Single by Brockhampton

from the album Saturation
- Released: May 23, 2017
- Genre: Hip hop
- Length: 4:26
- Label: Question Everything; Empire;
- Songwriters: Ian Simpson; Ameer Vann; William Wood; Matthew Champion; Dominique Simpson; Russell Boring;
- Producers: Q3; Romil Hemnani;

Brockhampton singles chronology
| "Heat" (2017) | "Gold" (2017) | "Star" (2017) |

Music video
- "Gold" on YouTube

= Gold (Brockhampton song) =

2017 single by Brockhampton

"Gold" (stylized in all caps) is a song by American hip hop boy band Brockhampton and the third single from their debut studio album Saturation (2017). The music video premiered on May 23, 2017, before the song was released to streaming services on May 30, 2017.

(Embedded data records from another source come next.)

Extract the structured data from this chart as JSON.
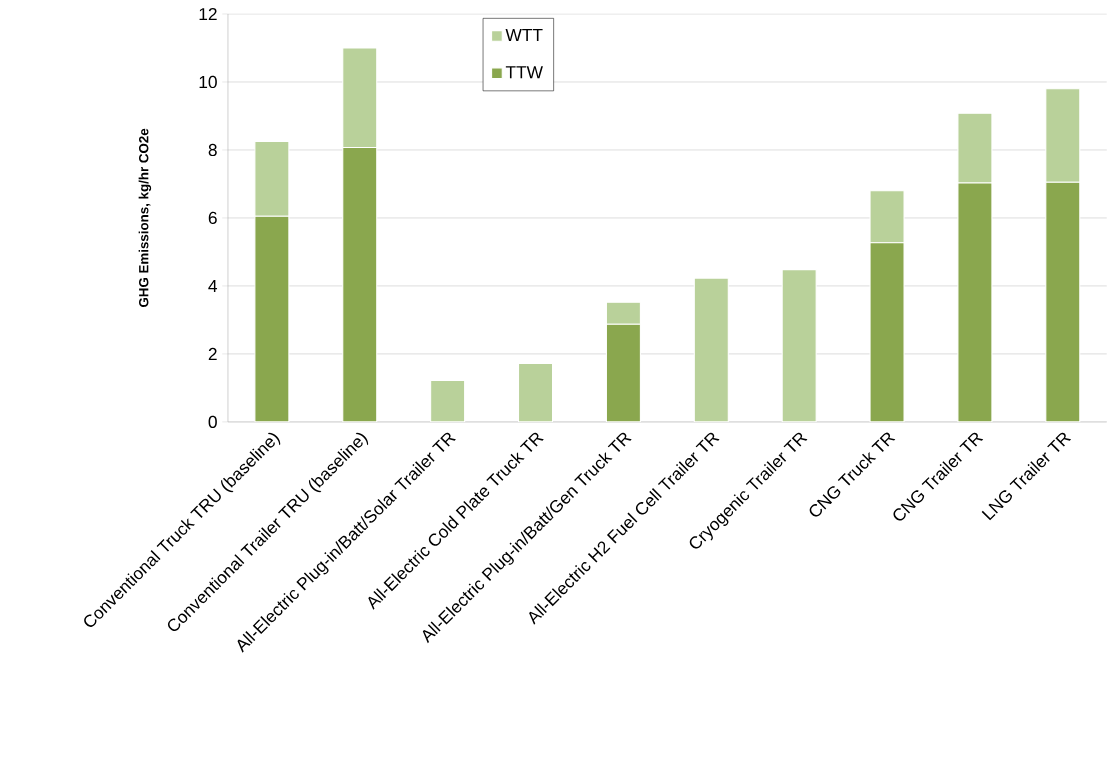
{
  "chart_data": {
    "type": "bar",
    "stacked": true,
    "ylabel": "GHG Emissions, kg/hr CO2e",
    "categories": [
      "Conventional Truck TRU (baseline)",
      "Conventional Trailer TRU (baseline)",
      "All-Electric Plug-in/Batt/Solar Trailer TR",
      "All-Electric Cold Plate Truck TR",
      "All-Electric Plug-in/Batt/Gen Truck TR",
      "All-Electric H2 Fuel Cell Trailer TR",
      "Cryogenic Trailer TR",
      "CNG Truck TR",
      "CNG Trailer TR",
      "LNG Trailer TR"
    ],
    "series": [
      {
        "name": "TTW",
        "color": "#8aa74e",
        "values": [
          6.05,
          8.07,
          0,
          0,
          2.87,
          0,
          0,
          5.27,
          7.03,
          7.05
        ]
      },
      {
        "name": "WTT",
        "color": "#b9d19a",
        "values": [
          2.2,
          2.93,
          1.22,
          1.72,
          0.65,
          4.23,
          4.48,
          1.53,
          2.05,
          2.75
        ]
      }
    ],
    "ylim": [
      0,
      12
    ],
    "yticks": [
      0,
      2,
      4,
      6,
      8,
      10,
      12
    ],
    "grid": "y",
    "legend": "top"
  }
}
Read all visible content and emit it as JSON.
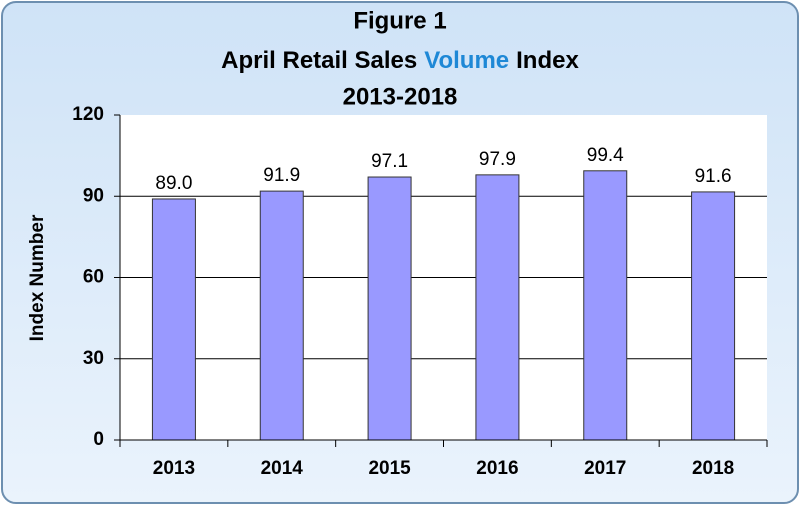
{
  "chart_data": {
    "type": "bar",
    "title": {
      "line1": "Figure 1",
      "line2": [
        "April Retail Sales",
        "Volume",
        "Index"
      ],
      "line3": "2013-2018"
    },
    "title_highlight_color": "#1e88d6",
    "y_label": "Index Number",
    "categories": [
      "2013",
      "2014",
      "2015",
      "2016",
      "2017",
      "2018"
    ],
    "values": [
      89.0,
      91.9,
      97.1,
      97.9,
      99.4,
      91.6
    ],
    "value_labels": [
      "89.0",
      "91.9",
      "97.1",
      "97.9",
      "99.4",
      "91.6"
    ],
    "color": "#9999ff",
    "ylim": [
      0,
      120
    ],
    "yticks": [
      0,
      30,
      60,
      90,
      120
    ],
    "grid": true
  }
}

==Composition and critical reception==
Jay Balfour of Pitchfork wrote, "'GOLD' is a zany posse cut that casts each member as an endearing weirdo, rambling randomly in the cypher. The beat feels psychedelic and underwater, a woozy guitar line sliding around as a cowbell taps like a funky metronome. The verses are disjointed introductions: Abstract rattles off the hook, Dom Mclennan [sic] drop [sic] a Mean Girls reference ('We rock pink now on Wednesdays'), and Merlyn Wood swerves in a Honda and teases, 'That's so Merlyn, that's so Merlyn.' It sounds like a jumbled night out with friends, full of inside jokes and non sequiturs—less a statement of intent than lightning in a bottle." In a review of Saturation, Matthew Strauss of Pitchfork wrote the song "isn't about much, yet it is easily the project's most appealing and assertive outing. It features nearly all of the collective's vocalists, showcasing them one by one over a futuristic boogie of a beat. Founder Kevin Abstract delivers the hook, in which flaunting a gold chain is akin to godliness. Rappers Matt Champion, Ameer Vann, Merlyn Wood, and Dom McLennon follow suit, each one delivering his strongest flow on the album. 'GOLD' is the exemplar of BROCKHAMPTON's message of self-confidence, where effortless cool is a default setting."

Variety ranked "Gold" as the band's best song. Live365 placed it at number four in their list "Top 10 Brockhampton Songs".

==Music video==
The music video was directed by Kevin Abstract. It shows Brockhampton hanging around in South Los Angeles and wearing costumes.

==Certifications==

| Region | Certification | Certified units/sales |
| United States (RIAA) | Gold | 500,000^{‡} |
^{‡} Sales+streaming figures based on certification alone.